Photo: Ahmad Vahidi, Iran's new defense minister, is a terrorism suspect

Photo: Ahmad Vahidi, Iran's new defense minister, is a terrorism suspect

Iranian legislators voted overwhelmingly to accept Ahmad Vahidi as defence minister on cabinet nominations put forward by Mahmoud Ahmadinejad, President of Iran.

Photo: Marzieh Vahid Dastjerd, Iran's new health minister

Photo: Marzieh Vahid Dastjerd, Iran's new health minister

Iran’s parliament, called the Majlis, and now dominated by conservatives, also voted to appoint a woman, Marzieh Vahid-Dastjerdi, a gynaecologist and obstetrician, as the minister for health.

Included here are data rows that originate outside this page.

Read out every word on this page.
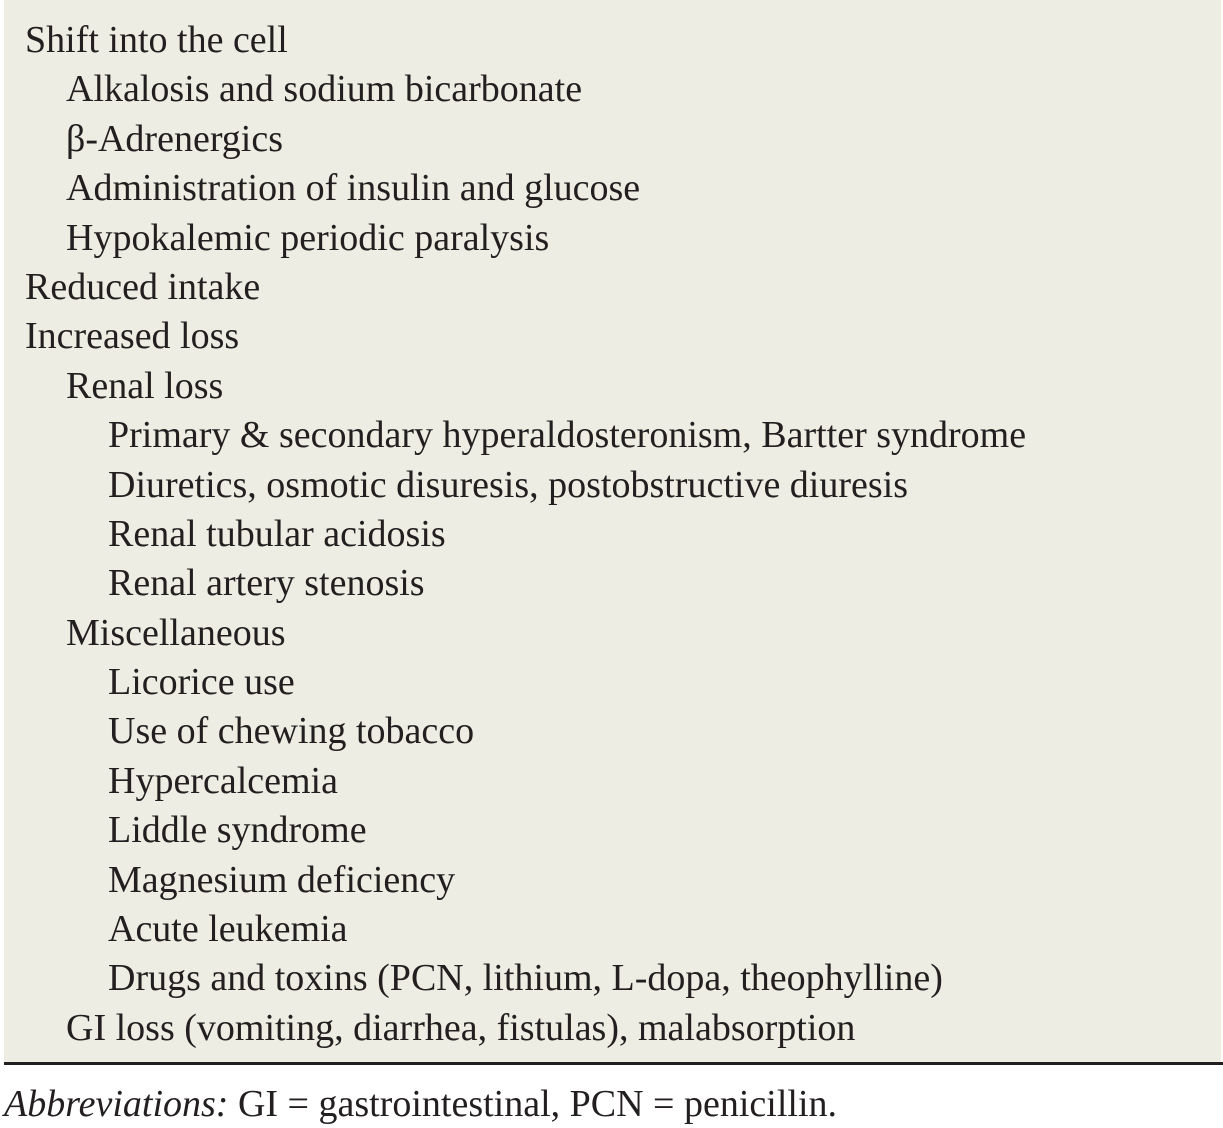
Shift into the cell
Alkalosis and sodium bicarbonate
β-Adrenergics
Administration of insulin and glucose
Hypokalemic periodic paralysis
Reduced intake
Increased loss
Renal loss
Primary & secondary hyperaldosteronism, Bartter syndrome
Diuretics, osmotic disuresis, postobstructive diuresis
Renal tubular acidosis
Renal artery stenosis
Miscellaneous
Licorice use
Use of chewing tobacco
Hypercalcemia
Liddle syndrome
Magnesium deficiency
Acute leukemia
Drugs and toxins (PCN, lithium, L-dopa, theophylline)
GI loss (vomiting, diarrhea, fistulas), malabsorption
Abbreviations: GI = gastrointestinal, PCN = penicillin.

Marzieh Vahid-Dastjerdi was one of three women whom President Ahmadinjad had put forward for parliament’s vote. The parliament rejected two other female nominees – for the posts of ministers of education and welfare.

Marzieh Vahid-Dastjerdi is the first female minister since the ‘Islamic revolution’ that took place in Iran in 1979.

While Iran’s parliament altogether dismissed three choices of President Mahmoud Ahmadinjad – the two female candidates plus Ahmadinjad’s choice for the minister for energy – it approved 18 nominees, including Massoud Mirkazemi as the minister for oil.

Iran’s state radio said that, despite Parliament’s rejection of President Ahmadinjad’s three minister-nominees, the cabinet can begin functioning.

President Ahmadinjad has scheduled the first meeting of the cabinet for September 6, 2009, the state radio added.

The selection of Ahmad Vahidi, who is one of the five prominent Iranians wanted by Argentina over the deadly car-bomb attack, had provoked indignation from Argentina in August 2009.

Argentina argues that Vahidi was “deeply implicated” in the bomb attack that took place in 1994, in which left 85 people were killed and 150 others were wounded.

The car-bomb attack on the building of the Israeli-Argentine Mutual Association (Amia) in Buenos Aires was the worst attack on a Jewish target outside of Israel since the World War II.

The government of Argentina, while condemning Ahmad Vahidi’s nomination as the minister for defence, has described it as an “affront” to Argentina’s legal system and also to the relatives of the 85 people who died and the 150 others who were wounded.

Interpol, the international police organisation, had, in November 2007, issued a ‘red notice’ for Ahmad Vahidi’s arrest. The ‘red notice’ alert issued to Interpol’s 187 member-nations is not an arrest warrant, though it is interpreted that way at times.

However, Iran has rejected complaints against Ahmad Vahidi and does not even acknowledge the existence of Iranian Revolutionary Guard’s Al-Quds Brigades – the terrorist group that Vahidi was said to be commanding at the time of the bomb attack in Buenos Aires.